The organisation was wound up and its website shut down at the end of last year, Roger Strevens, formerly chairman of the Trident Alliance, has confirmed to Ship & Bunker.
More Work Needed
But the backers of the lobbying group are keen to stress that more work needs to be done to ensure equal enforcement of the rules.
"Although the work of enforcement is never done, the situation has now normalised, with due attention being paid to it by all key stakeholders," Strevens said.
Levelling the Playing-Field
The Trident Alliance was set up in 2014 ahead of the 2015 introduction of the 0.10% sulfur cap within emissions control areas (ECAs) with the aim of supporting robust enforcement of the new sulfur rules and to create a level playing-field for all of the shipping industry.
The situation has now normalised, with due attention being paid to it by all key stakeholders.
At the time concerns were being raised about a two-tiered shipping market emerging, with the biggest companies and those most concerned with their public image being forced to comply, and others being able to get away with breaking the rules at least some of the time.
Focus then shifted to IMO 2020's global cap of 0.50% sulfur, and the group was still adding new members in 2019.
Some of the industry's major players, including Maersk, Wallenius Wilhelmsen, Oldendorff Carriers, Cargill, Ultrabulk, Hapap-Lloyd, J.Lauritzen, Odfjell, Fednav, and Scorpio were among its 50+ strong membership.
Forecasts of non-compliant HSFO demand after 2020 reached as high as 20% in the past few years.
Those concerns began to dissipate as IMO 2020 drew closer, the ban on the carriage of non-compliant fuels came into force and it became clear that any ships visiting the major ports would be unlikely to get away with non-compliance.
In an interview with Ship & Bunker early last year, Strevens said the industry would need to follow HSFO sales at ports that publish official volumes data to determine whether non-compliance was happening at a significant scale.
Singapore's data show HSFO sales there were 21% of the total for January to November of last year.

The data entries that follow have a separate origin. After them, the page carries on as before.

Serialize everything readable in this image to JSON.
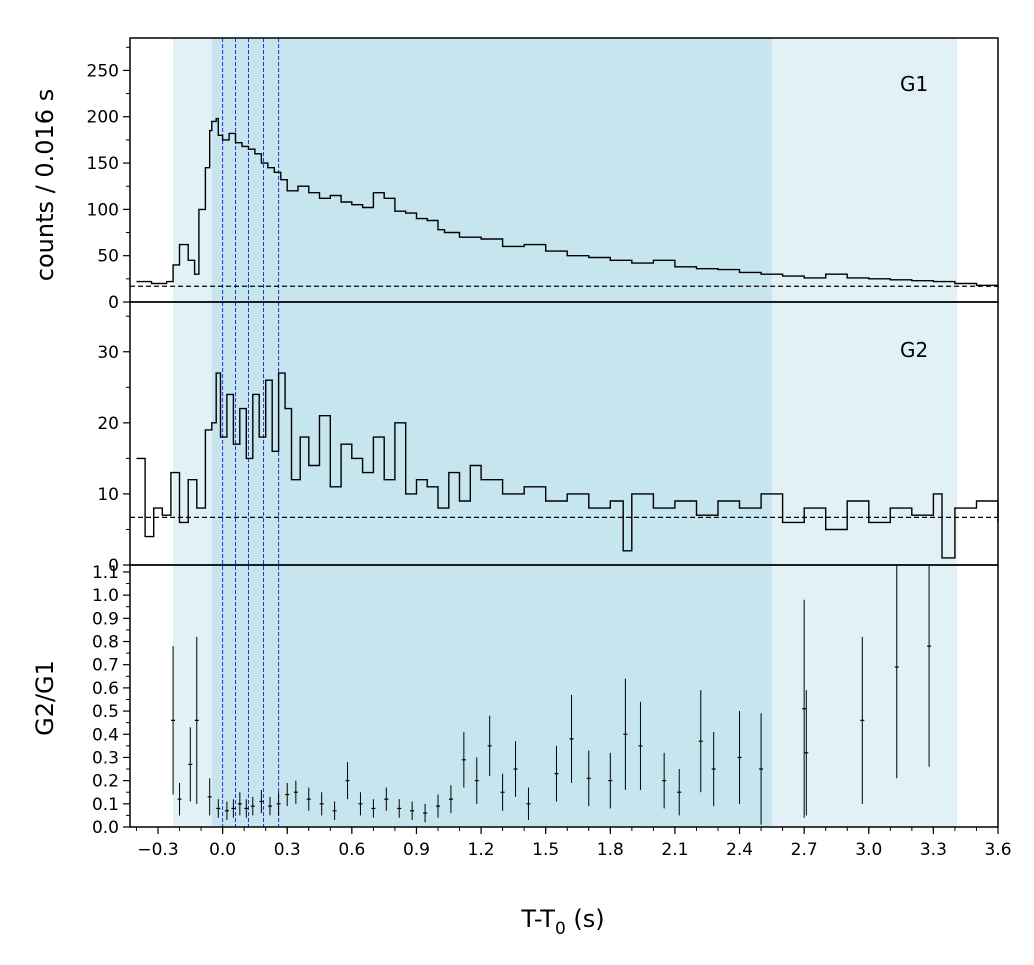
{
  "chart_data": [
    {
      "type": "line",
      "panel_label": "G1",
      "ylabel": "counts /  0.016 s",
      "ylim": [
        0,
        285
      ],
      "yticks": [
        0,
        50,
        100,
        150,
        200,
        250
      ],
      "ytick_labels": [
        "0",
        "50",
        "100",
        "150",
        "200",
        "250"
      ],
      "background_level": 17,
      "series": [
        {
          "x": [
            -0.4,
            -0.33,
            -0.26,
            -0.23,
            -0.2,
            -0.16,
            -0.13,
            -0.11,
            -0.08,
            -0.06,
            -0.05,
            -0.03,
            -0.02,
            0.0,
            0.03,
            0.06,
            0.09,
            0.12,
            0.15,
            0.18,
            0.21,
            0.24,
            0.27,
            0.3,
            0.35,
            0.4,
            0.45,
            0.5,
            0.55,
            0.6,
            0.65,
            0.7,
            0.75,
            0.8,
            0.85,
            0.9,
            0.95,
            1.0,
            1.03,
            1.1,
            1.2,
            1.3,
            1.4,
            1.5,
            1.6,
            1.7,
            1.8,
            1.9,
            2.0,
            2.1,
            2.2,
            2.3,
            2.4,
            2.5,
            2.6,
            2.7,
            2.8,
            2.9,
            3.0,
            3.1,
            3.2,
            3.3,
            3.4,
            3.5,
            3.6
          ],
          "values": [
            22,
            20,
            22,
            40,
            62,
            45,
            30,
            100,
            145,
            185,
            195,
            198,
            180,
            175,
            182,
            172,
            168,
            165,
            160,
            150,
            145,
            140,
            132,
            120,
            125,
            118,
            112,
            115,
            108,
            105,
            102,
            118,
            112,
            98,
            96,
            90,
            88,
            78,
            75,
            70,
            68,
            60,
            62,
            55,
            50,
            48,
            45,
            42,
            45,
            38,
            36,
            35,
            32,
            30,
            28,
            26,
            30,
            26,
            25,
            24,
            23,
            22,
            20,
            18,
            16
          ]
        }
      ]
    },
    {
      "type": "line",
      "panel_label": "G2",
      "ylim": [
        0,
        37
      ],
      "yticks": [
        0,
        10,
        20,
        30
      ],
      "ytick_labels": [
        "0",
        "10",
        "20",
        "30"
      ],
      "background_level": 6.7,
      "series": [
        {
          "x": [
            -0.4,
            -0.36,
            -0.32,
            -0.28,
            -0.24,
            -0.2,
            -0.16,
            -0.12,
            -0.08,
            -0.05,
            -0.03,
            -0.01,
            0.02,
            0.05,
            0.08,
            0.11,
            0.14,
            0.17,
            0.2,
            0.23,
            0.26,
            0.29,
            0.32,
            0.36,
            0.4,
            0.45,
            0.5,
            0.55,
            0.6,
            0.65,
            0.7,
            0.75,
            0.8,
            0.85,
            0.9,
            0.95,
            1.0,
            1.05,
            1.1,
            1.15,
            1.2,
            1.3,
            1.4,
            1.5,
            1.6,
            1.7,
            1.8,
            1.86,
            1.9,
            2.0,
            2.1,
            2.2,
            2.3,
            2.4,
            2.5,
            2.6,
            2.7,
            2.8,
            2.9,
            3.0,
            3.1,
            3.2,
            3.3,
            3.34,
            3.4,
            3.5,
            3.6
          ],
          "values": [
            15,
            4,
            8,
            7,
            13,
            6,
            12,
            8,
            19,
            20,
            27,
            18,
            24,
            17,
            22,
            15,
            24,
            18,
            26,
            16,
            27,
            22,
            12,
            18,
            14,
            21,
            11,
            17,
            15,
            13,
            18,
            12,
            20,
            10,
            12,
            11,
            8,
            13,
            9,
            14,
            12,
            10,
            11,
            9,
            10,
            8,
            9,
            2,
            10,
            8,
            9,
            7,
            9,
            8,
            10,
            6,
            8,
            5,
            9,
            6,
            8,
            7,
            10,
            1,
            8,
            9,
            6
          ]
        }
      ]
    },
    {
      "type": "scatter",
      "ylabel": "G2/G1",
      "xlabel_main": "T-T",
      "xlabel_sub": "0",
      "xlabel_unit": " (s)",
      "ylim": [
        0,
        1.13
      ],
      "yticks": [
        0.0,
        0.1,
        0.2,
        0.3,
        0.4,
        0.5,
        0.6,
        0.7,
        0.8,
        0.9,
        1.0,
        1.1
      ],
      "ytick_labels": [
        "0.0",
        "0.1",
        "0.2",
        "0.3",
        "0.4",
        "0.5",
        "0.6",
        "0.7",
        "0.8",
        "0.9",
        "1.0",
        "1.1"
      ],
      "xlim": [
        -0.43,
        3.6
      ],
      "xticks": [
        -0.3,
        0.0,
        0.3,
        0.6,
        0.9,
        1.2,
        1.5,
        1.8,
        2.1,
        2.4,
        2.7,
        3.0,
        3.3,
        3.6
      ],
      "xtick_labels": [
        "−0.3",
        "0.0",
        "0.3",
        "0.6",
        "0.9",
        "1.2",
        "1.5",
        "1.8",
        "2.1",
        "2.4",
        "2.7",
        "3.0",
        "3.3",
        "3.6"
      ],
      "series": [
        {
          "x": [
            -0.23,
            -0.2,
            -0.15,
            -0.12,
            -0.06,
            -0.02,
            0.02,
            0.05,
            0.08,
            0.11,
            0.14,
            0.18,
            0.22,
            0.26,
            0.3,
            0.34,
            0.4,
            0.46,
            0.52,
            0.58,
            0.64,
            0.7,
            0.76,
            0.82,
            0.88,
            0.94,
            1.0,
            1.06,
            1.12,
            1.18,
            1.24,
            1.3,
            1.36,
            1.42,
            1.55,
            1.62,
            1.7,
            1.8,
            1.87,
            1.94,
            2.05,
            2.12,
            2.22,
            2.28,
            2.4,
            2.5,
            2.7,
            2.71,
            2.97,
            3.13,
            3.28
          ],
          "y": [
            0.46,
            0.12,
            0.27,
            0.46,
            0.13,
            0.08,
            0.07,
            0.08,
            0.1,
            0.08,
            0.09,
            0.11,
            0.09,
            0.1,
            0.14,
            0.15,
            0.12,
            0.1,
            0.07,
            0.2,
            0.1,
            0.08,
            0.12,
            0.08,
            0.07,
            0.06,
            0.09,
            0.12,
            0.29,
            0.2,
            0.35,
            0.15,
            0.25,
            0.1,
            0.23,
            0.38,
            0.21,
            0.2,
            0.4,
            0.35,
            0.2,
            0.15,
            0.37,
            0.25,
            0.3,
            0.25,
            0.51,
            0.32,
            0.46,
            0.69,
            0.78
          ],
          "err": [
            0.32,
            0.07,
            0.16,
            0.36,
            0.08,
            0.04,
            0.04,
            0.04,
            0.05,
            0.04,
            0.04,
            0.05,
            0.04,
            0.05,
            0.05,
            0.05,
            0.05,
            0.05,
            0.04,
            0.08,
            0.05,
            0.04,
            0.05,
            0.04,
            0.04,
            0.04,
            0.05,
            0.06,
            0.12,
            0.1,
            0.13,
            0.08,
            0.12,
            0.07,
            0.12,
            0.19,
            0.12,
            0.12,
            0.24,
            0.19,
            0.12,
            0.1,
            0.22,
            0.16,
            0.2,
            0.24,
            0.47,
            0.27,
            0.36,
            0.48,
            0.52
          ]
        }
      ]
    }
  ],
  "shading": {
    "outer_range": [
      -0.23,
      3.41
    ],
    "inner_range": [
      -0.05,
      2.55
    ],
    "outer_color": "#e2f1f6",
    "inner_color": "#c7e5ee"
  },
  "vertical_lines": {
    "x": [
      0.0,
      0.06,
      0.12,
      0.19,
      0.26
    ],
    "color": "#1f2fd6"
  }
}
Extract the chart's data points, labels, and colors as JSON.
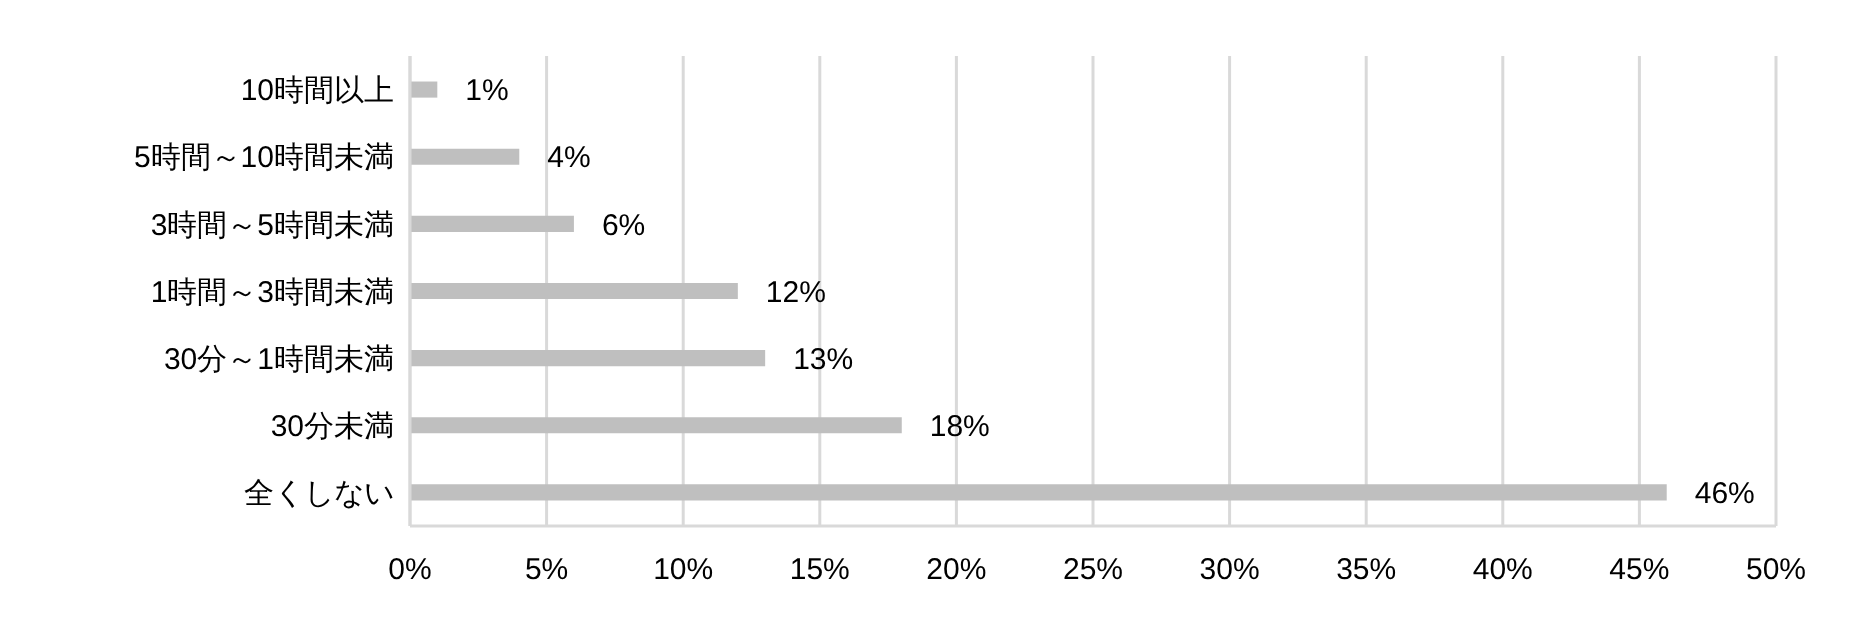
{
  "chart_data": {
    "type": "bar",
    "orientation": "horizontal",
    "categories": [
      "10時間以上",
      "5時間～10時間未満",
      "3時間～5時間未満",
      "1時間～3時間未満",
      "30分～1時間未満",
      "30分未満",
      "全くしない"
    ],
    "values": [
      1,
      4,
      6,
      12,
      13,
      18,
      46
    ],
    "value_labels": [
      "1%",
      "4%",
      "6%",
      "12%",
      "13%",
      "18%",
      "46%"
    ],
    "color": "#bfbfbf",
    "xlim": [
      0,
      50
    ],
    "xticks": [
      {
        "value": 0,
        "label": "0%"
      },
      {
        "value": 5,
        "label": "5%"
      },
      {
        "value": 10,
        "label": "10%"
      },
      {
        "value": 15,
        "label": "15%"
      },
      {
        "value": 20,
        "label": "20%"
      },
      {
        "value": 25,
        "label": "25%"
      },
      {
        "value": 30,
        "label": "30%"
      },
      {
        "value": 35,
        "label": "35%"
      },
      {
        "value": 40,
        "label": "40%"
      },
      {
        "value": 45,
        "label": "45%"
      },
      {
        "value": 50,
        "label": "50%"
      }
    ],
    "grid": "x"
  }
}
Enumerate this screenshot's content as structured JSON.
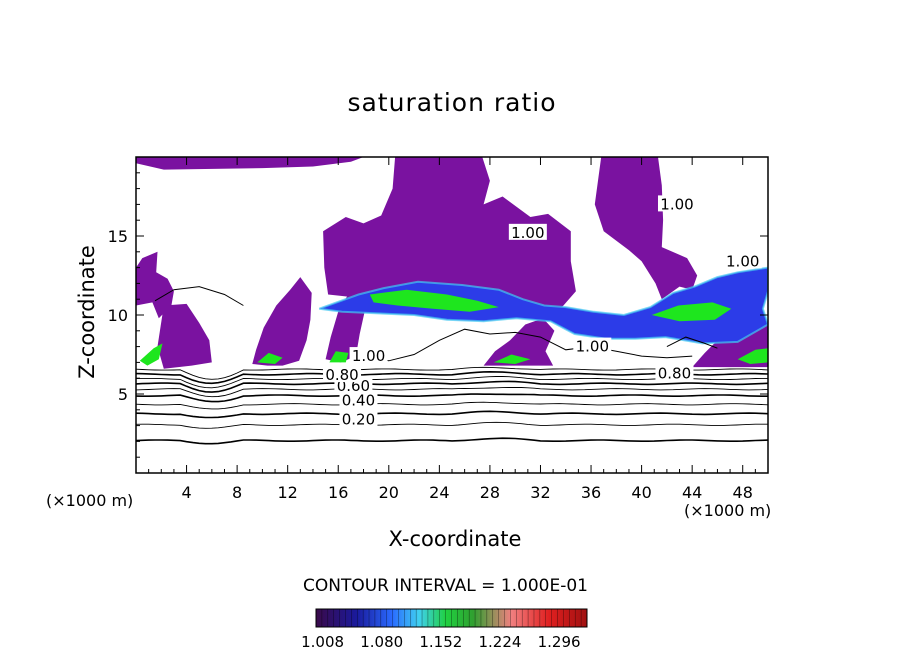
{
  "chart_data": {
    "type": "heatmap",
    "title": "saturation ratio",
    "xlabel": "X-coordinate",
    "ylabel": "Z-coordinate",
    "x_unit_label": "(×1000 m)",
    "xlim": [
      0,
      50
    ],
    "ylim": [
      0,
      20
    ],
    "x_ticks": [
      4,
      8,
      12,
      16,
      20,
      24,
      28,
      32,
      36,
      40,
      44,
      48
    ],
    "y_ticks": [
      5,
      10,
      15
    ],
    "contour_interval_text": "CONTOUR INTERVAL = 1.000E-01",
    "contour_labels": [
      {
        "text": "0.20",
        "x": 17.6,
        "z": 3.4
      },
      {
        "text": "0.40",
        "x": 17.6,
        "z": 4.6
      },
      {
        "text": "0.60",
        "x": 17.2,
        "z": 5.5
      },
      {
        "text": "0.80",
        "x": 16.3,
        "z": 6.2
      },
      {
        "text": "0.80",
        "x": 42.6,
        "z": 6.3
      },
      {
        "text": "1.00",
        "x": 18.4,
        "z": 7.4
      },
      {
        "text": "1.00",
        "x": 36.1,
        "z": 8.0
      },
      {
        "text": "1.00",
        "x": 31.0,
        "z": 15.2
      },
      {
        "text": "1.00",
        "x": 42.8,
        "z": 17.0
      },
      {
        "text": "1.00",
        "x": 48.0,
        "z": 13.4
      }
    ],
    "colorbar": {
      "ticks": [
        "1.008",
        "1.080",
        "1.152",
        "1.224",
        "1.296"
      ],
      "range": [
        1.0,
        1.33
      ]
    },
    "colors": {
      "supersaturated_base": "#7a12a0",
      "blue": "#2c3ce8",
      "cyan": "#42c8f2",
      "green": "#1ee61e",
      "contour_line": "#000000"
    },
    "regions": [
      {
        "name": "upper-left-lobe",
        "level": 1.0,
        "pts": [
          [
            0,
            20
          ],
          [
            0,
            19.6
          ],
          [
            2.2,
            19.2
          ],
          [
            10,
            19.3
          ],
          [
            14,
            19.4
          ],
          [
            17,
            19.7
          ],
          [
            18,
            20
          ]
        ]
      },
      {
        "name": "central-column",
        "level": 1.0,
        "pts": [
          [
            20.5,
            20
          ],
          [
            20.3,
            18
          ],
          [
            19.4,
            16.3
          ],
          [
            18,
            15.8
          ],
          [
            16.6,
            16.2
          ],
          [
            14.8,
            15.3
          ],
          [
            14.9,
            13
          ],
          [
            15.2,
            11.3
          ],
          [
            17.5,
            11.1
          ],
          [
            20,
            11.5
          ],
          [
            24,
            11.4
          ],
          [
            28,
            11.2
          ],
          [
            32,
            10.3
          ],
          [
            33.7,
            10.5
          ],
          [
            34.8,
            11.5
          ],
          [
            34.4,
            13.4
          ],
          [
            34.4,
            15.3
          ],
          [
            32.6,
            16.4
          ],
          [
            31.2,
            16.2
          ],
          [
            29,
            17.5
          ],
          [
            27.5,
            17
          ],
          [
            28,
            18.5
          ],
          [
            27.4,
            20
          ]
        ]
      },
      {
        "name": "right-lobe",
        "level": 1.0,
        "pts": [
          [
            36.8,
            20
          ],
          [
            36.3,
            17
          ],
          [
            37,
            15.3
          ],
          [
            39,
            14.1
          ],
          [
            40,
            13.4
          ],
          [
            41.1,
            12
          ],
          [
            41.6,
            11
          ],
          [
            43,
            11.8
          ],
          [
            44,
            11.6
          ],
          [
            44.4,
            12.5
          ],
          [
            43.6,
            13.6
          ],
          [
            41.6,
            14.3
          ],
          [
            41.7,
            16
          ],
          [
            41.6,
            18.2
          ],
          [
            41.3,
            20
          ]
        ]
      },
      {
        "name": "left-cloud",
        "level": 1.02,
        "pts": [
          [
            0,
            13
          ],
          [
            0.5,
            13.6
          ],
          [
            1.7,
            14
          ],
          [
            1.6,
            12.7
          ],
          [
            2.5,
            12.3
          ],
          [
            3,
            11.5
          ],
          [
            2.8,
            10.6
          ],
          [
            1.8,
            9.8
          ],
          [
            1.3,
            10.8
          ],
          [
            0,
            10.6
          ]
        ]
      },
      {
        "name": "cloud-mid-left",
        "level": 1.0,
        "pts": [
          [
            2.2,
            10.6
          ],
          [
            4,
            10.7
          ],
          [
            5,
            9.5
          ],
          [
            5.8,
            8.4
          ],
          [
            6,
            7
          ],
          [
            4.4,
            6.8
          ],
          [
            2.2,
            6.6
          ],
          [
            1.7,
            8
          ]
        ]
      },
      {
        "name": "cloud-12km",
        "level": 1.0,
        "pts": [
          [
            9.2,
            6.9
          ],
          [
            9.5,
            7.8
          ],
          [
            10.1,
            9.2
          ],
          [
            11.1,
            10.6
          ],
          [
            12.2,
            11.6
          ],
          [
            13,
            12.4
          ],
          [
            13.9,
            11.4
          ],
          [
            13.8,
            9.7
          ],
          [
            13.5,
            8.4
          ],
          [
            12.9,
            7.1
          ],
          [
            11.6,
            6.8
          ],
          [
            10.4,
            6.8
          ]
        ]
      },
      {
        "name": "cloud-16km",
        "level": 1.0,
        "pts": [
          [
            15,
            7.2
          ],
          [
            15.4,
            8.6
          ],
          [
            16,
            10.2
          ],
          [
            17,
            11.6
          ],
          [
            18.2,
            10.6
          ],
          [
            17.7,
            8.8
          ],
          [
            17.4,
            7.4
          ],
          [
            16.2,
            7
          ]
        ]
      },
      {
        "name": "cloud-32km",
        "level": 1.0,
        "pts": [
          [
            27.5,
            6.8
          ],
          [
            28.4,
            7.7
          ],
          [
            29.6,
            8.4
          ],
          [
            30.8,
            9.4
          ],
          [
            32.2,
            9.8
          ],
          [
            33.1,
            9
          ],
          [
            32.4,
            7.7
          ],
          [
            33,
            6.8
          ]
        ]
      },
      {
        "name": "right-side-band",
        "level": 1.0,
        "pts": [
          [
            44,
            6.7
          ],
          [
            45,
            7.6
          ],
          [
            46.5,
            8.8
          ],
          [
            48.5,
            9.4
          ],
          [
            50,
            9.6
          ],
          [
            50,
            6.7
          ]
        ]
      },
      {
        "name": "main-band",
        "level": 1.08,
        "pts": [
          [
            14.5,
            10.4
          ],
          [
            17.6,
            11.3
          ],
          [
            19.6,
            11.7
          ],
          [
            22.3,
            12.1
          ],
          [
            25.8,
            11.9
          ],
          [
            28.7,
            11.6
          ],
          [
            30.6,
            11
          ],
          [
            32.3,
            10.6
          ],
          [
            34,
            10.5
          ],
          [
            36.2,
            10.2
          ],
          [
            38.6,
            10
          ],
          [
            40.7,
            10.5
          ],
          [
            42.5,
            11.4
          ],
          [
            44.2,
            11.8
          ],
          [
            46,
            12.4
          ],
          [
            47.6,
            12.7
          ],
          [
            50,
            13
          ],
          [
            50,
            11.5
          ],
          [
            49.6,
            10.4
          ],
          [
            50,
            9.4
          ],
          [
            47.6,
            8.3
          ],
          [
            44.8,
            8.2
          ],
          [
            41.9,
            8.6
          ],
          [
            39.5,
            8.5
          ],
          [
            37.2,
            8.5
          ],
          [
            34.7,
            8.8
          ],
          [
            32.8,
            9.6
          ],
          [
            30.1,
            9.8
          ],
          [
            27.5,
            9.6
          ],
          [
            24.6,
            9.7
          ],
          [
            22,
            10
          ],
          [
            19.2,
            10.1
          ],
          [
            16.3,
            10.2
          ]
        ]
      },
      {
        "name": "band-core",
        "level": 1.14,
        "pts": [
          [
            18.5,
            11.3
          ],
          [
            21.4,
            11.6
          ],
          [
            24.6,
            11.3
          ],
          [
            27,
            10.9
          ],
          [
            28.7,
            10.5
          ],
          [
            26.4,
            10.2
          ],
          [
            23.5,
            10.4
          ],
          [
            20.7,
            10.6
          ],
          [
            18.8,
            10.8
          ]
        ]
      },
      {
        "name": "band-core-right",
        "level": 1.13,
        "pts": [
          [
            40.8,
            10
          ],
          [
            42.9,
            10.6
          ],
          [
            45.6,
            10.8
          ],
          [
            47.1,
            10.4
          ],
          [
            45.8,
            9.7
          ],
          [
            43,
            9.6
          ]
        ]
      },
      {
        "name": "left-green-pocket",
        "level": 1.14,
        "pts": [
          [
            0.3,
            7.1
          ],
          [
            1.4,
            7.9
          ],
          [
            2.1,
            8.2
          ],
          [
            1.8,
            7.2
          ],
          [
            0.9,
            6.8
          ]
        ]
      },
      {
        "name": "low-green-16km",
        "level": 1.13,
        "pts": [
          [
            15.3,
            7
          ],
          [
            15.8,
            7.7
          ],
          [
            16.8,
            7.6
          ],
          [
            16.6,
            7
          ]
        ]
      },
      {
        "name": "low-green-12km",
        "level": 1.12,
        "pts": [
          [
            9.6,
            7
          ],
          [
            10.5,
            7.6
          ],
          [
            11.6,
            7.3
          ],
          [
            11,
            6.9
          ]
        ]
      },
      {
        "name": "right-green-pocket",
        "level": 1.13,
        "pts": [
          [
            47.6,
            7.2
          ],
          [
            49,
            7.8
          ],
          [
            50,
            7.9
          ],
          [
            50,
            7
          ],
          [
            48.6,
            6.9
          ]
        ]
      },
      {
        "name": "band-core-32km",
        "level": 1.12,
        "pts": [
          [
            28.3,
            7
          ],
          [
            29.7,
            7.5
          ],
          [
            31.2,
            7.2
          ],
          [
            30,
            6.9
          ]
        ]
      }
    ]
  }
}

At Rotterdam the share was 32.3% for the first three quarters, and in Panama the January-November share was 14.4%.
Global demand for HSFO from ships with scrubbers is currently around 15% of the total market, according to an estimate from Adrian Tolson of BLUE Insight. But this demand is likely to have piled up at the largest hubs over concerns around availability at smaller ports, meaning the higher ratios for Singapore and Rotterdam last year are unlikely to have been from non-compliance.
No New Decarbonisation Role
In last year's interview Strevens said the Trident Alliance was unlikely to start campaigning on decarbonisation regulations for shipping.
"The Trident Alliance is unashamedly focused on one thing only -- that's full, effective enforcement of sulfur regulation," he said.
"One of the key reasons that it is focused on that alone is that there's a natural alignment in the membership.
"You don't join the Trident Alliance if you don't think that issue is important.
"Once you take on other issues you lose that natural alignment," he added.
"You may have a company saying, we agree with you on sulfur, but we don't agree with that approach to greenhouse gas."